「仕事探しはインディード…」というと人材関連サービスのグローバル企業であるリクルートホールディングス(6098・東証1部)のテレビCMが頭に浮かぶ人も多いのではないでしょうか。このリクルートホールディングスを筆頭に人材関連サービス企業の業績拡大が続いています。

人材関連サービスとは人材派遣、人材紹介、求人情報サイトや就職説明会の運営等のサービスのことです。人材関連サービスを主力とする企業は主要会社だけでも20社程度が上場していますが、その多くが今期2018年度と来期2019年度に、売上高と営業利益で過去最高を更新する見通しです。

今回は、人材関連サービス企業の業績拡大の背景と、注目企業をご紹介します。


日本が直面している人手不足問題

人材関連サービス企業の業績拡大が続いている理由は、景気拡大が続き、人手不足の問題を抱える企業が増えているためです。求職者数に対する求人数を示す有効求人倍率(季節調整値)は2018年10月が1.62倍、11月が1.63倍と、1974年1月(1.64倍)以来の44年振りの高い水準が続いています(下図)。

最近では人材を確保するために賃金を引き上げる企業が増え、企業に人材を紹介する人材サービス企業が受け取る手数料が増えていることも、人材関連サービス企業の業績を押し上げています。

政府の働き方改革も成長要因に

政府の成長戦略では1億総活躍社会の実現として、働き方改革などの政策を推進し、女性や高齢者、派遣労働者などの人材の有効活用により労働生産性を上げて日本の経済成長を持続的なものにしようとしています。

また、改正出入国管理法の施行により、来年4月から外国人労働者の受け入れが拡大する見通しにあることも人材関連サービス企業に追い風になりそうです。

構造的な人手不足が追い風に

少子高齢化社会が進む日本では中長期的に生産年齢人口(15歳以上65歳未満)が減少傾向にあり、構造的に人手不足が続く見通しにあります。人手不足は日本にとっては大きな課題ですが、人材関連サービス企業にとっては商機になる見通しです。中期的な成長が期待出来る人材関連サービス企業に注目です。

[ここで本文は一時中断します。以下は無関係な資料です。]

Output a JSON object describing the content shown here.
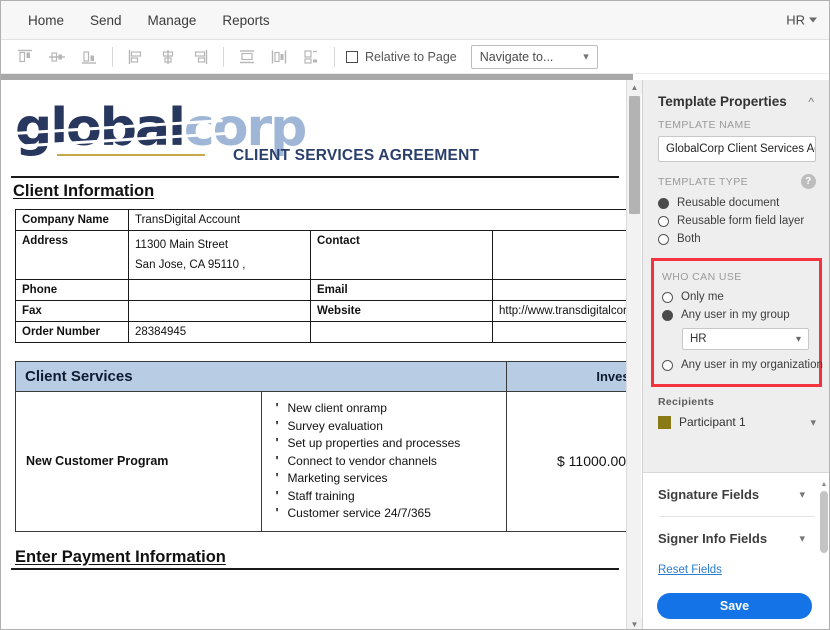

個別銘柄では、求人検索サイト「インディード」の運営を中心に世界最大手の人材関連サービス企業を目指しているリクルートホールディングス(6098・東証1部)、製造業工場の生産ライン向け人材派遣サービスや外国人材の支援サービスを行うUTグループ(2146・東証JQスタンダード)、アルバイト求人情報サイト「バイトル」を運営するディップ(2379・東証1部)、求人広告の企画制作および専門職向け人材紹介を手掛けるクイック(4318・東証1部)、外国人講師派遣を行うリンクアンドモチベーション(2170・東証1部)、2006年の会社創業から増収増益を続ける求人情報サイト運営のじげん(3679・東証1部)、合同企業説明会や就職情報サイトを運営する学情(2301・東証1部)等に注目しています。